Cheiro de mar

Já sentado, sozinho, na sala de embarque do aeroporto, parecia controlado o momento de despedida vivido há pouco. Mão esquerda procura o queixo, polegar desliza pelo pescoço, indicador repousa sob as narinas: me surpreende um cheiro de mar por debaixo de minha unha.

A cena é de ontem, quando retornava para São Paulo — cidade que, entre tantas maravilhas, não tem o mar em que eu me banhara no dia anterior e que persistia no único espacinho em que ele podia mesmo se conservar — apregado entre carne e unha.

Mas não é da presença ou ausência de água salgada margeando uma cidade que trato aqui, não me interessam essas superficialidades que distinguem duas cidades, quaisquer que sejam elas. O que me impeliu, nesta noite, depois de alguns anos, a novamente me verbalizar — "morreria, se lhe fosse vedado escrever?", era a pergunta de Rilke, indagação precisa de quem vê na escrita uma maneira, talvez única, de conferir alguma forma estável, imperfeita decerto, a seus anseios... — não foi, não seria jamais um cotejo frio entre Fortaleza e São Paulo, mesmo porque tenho, por diferentes razões, muito amor por ambas.

Falo, sim, de despedidas, de partidas que às vezes nos impomos, atropelando nosso querer.

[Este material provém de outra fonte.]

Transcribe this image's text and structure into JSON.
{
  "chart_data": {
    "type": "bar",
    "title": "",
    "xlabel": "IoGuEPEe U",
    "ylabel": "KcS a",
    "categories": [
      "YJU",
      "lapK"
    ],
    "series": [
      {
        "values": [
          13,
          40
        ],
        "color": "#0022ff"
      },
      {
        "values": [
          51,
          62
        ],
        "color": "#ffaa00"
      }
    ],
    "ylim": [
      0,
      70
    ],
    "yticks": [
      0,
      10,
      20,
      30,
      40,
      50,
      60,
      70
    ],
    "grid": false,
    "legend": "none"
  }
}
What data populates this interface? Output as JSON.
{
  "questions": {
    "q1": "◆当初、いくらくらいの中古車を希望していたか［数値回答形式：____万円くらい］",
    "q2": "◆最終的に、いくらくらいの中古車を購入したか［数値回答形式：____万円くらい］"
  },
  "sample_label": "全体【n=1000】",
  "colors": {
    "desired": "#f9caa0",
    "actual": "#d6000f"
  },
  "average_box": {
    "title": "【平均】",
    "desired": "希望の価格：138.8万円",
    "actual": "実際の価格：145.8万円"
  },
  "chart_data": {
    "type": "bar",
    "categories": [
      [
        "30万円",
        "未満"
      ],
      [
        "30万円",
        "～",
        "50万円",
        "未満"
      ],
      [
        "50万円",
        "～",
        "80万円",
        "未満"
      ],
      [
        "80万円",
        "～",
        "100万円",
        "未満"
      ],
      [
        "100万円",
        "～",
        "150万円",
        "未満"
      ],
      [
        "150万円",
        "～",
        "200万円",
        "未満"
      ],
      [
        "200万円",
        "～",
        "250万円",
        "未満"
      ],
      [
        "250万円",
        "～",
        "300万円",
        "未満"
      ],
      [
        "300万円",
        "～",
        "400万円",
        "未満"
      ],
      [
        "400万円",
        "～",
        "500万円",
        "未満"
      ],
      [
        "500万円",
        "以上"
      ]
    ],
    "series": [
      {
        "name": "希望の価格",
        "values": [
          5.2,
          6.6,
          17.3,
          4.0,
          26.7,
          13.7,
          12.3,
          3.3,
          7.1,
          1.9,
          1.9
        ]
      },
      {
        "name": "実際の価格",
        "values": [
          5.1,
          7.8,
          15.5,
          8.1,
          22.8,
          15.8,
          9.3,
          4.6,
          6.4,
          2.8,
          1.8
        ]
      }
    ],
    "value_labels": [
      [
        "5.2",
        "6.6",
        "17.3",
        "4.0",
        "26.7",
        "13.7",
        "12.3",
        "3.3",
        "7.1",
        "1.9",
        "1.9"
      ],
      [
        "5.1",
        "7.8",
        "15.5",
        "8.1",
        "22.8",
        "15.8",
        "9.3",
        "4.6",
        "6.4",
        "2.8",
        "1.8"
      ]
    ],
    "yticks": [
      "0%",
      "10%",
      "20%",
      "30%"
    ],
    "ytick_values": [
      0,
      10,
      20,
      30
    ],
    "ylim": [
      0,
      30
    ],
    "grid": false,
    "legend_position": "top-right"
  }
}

O cheiro do mar, portanto, não fez mais do que conferir concretude à angústia de quem, ali no salão de embarque, se perguntava — o que estou trocando por esse cheiro de sal e água sob meus dedos? Aquilo que julgo receber em troca, ao partir, vale mais que a manutenção deste odor em mim? Estranhices da vida.

Difícil não é sair da nossa terra, do nosso mar (porque toda terra, já deve estar claro, tem um mar que nos pertence e nos espera), difícil é voltar a ela e ter de, uma vez mais, nos despedir carregando apenas... o perfume do seu mar.

Alegro-me quando escuto, nas ruas paulistanas, nos vagões de metrô, nos bares, aquelas vogais mais abertas do povo nordestino, aquela fala mais mansa ou aquela piada ligeira e incisiva típica mesmo da nossa gente: alegro-me porque em tudo isso há o mesmo cheiro de mar que nos identifica.

Procuro-o agora, sob minha unha: mesmo tendo já se dissipado, sei — há mar.


"O importante não é a casa onde moramos, mas onde, em nós, a casa mora."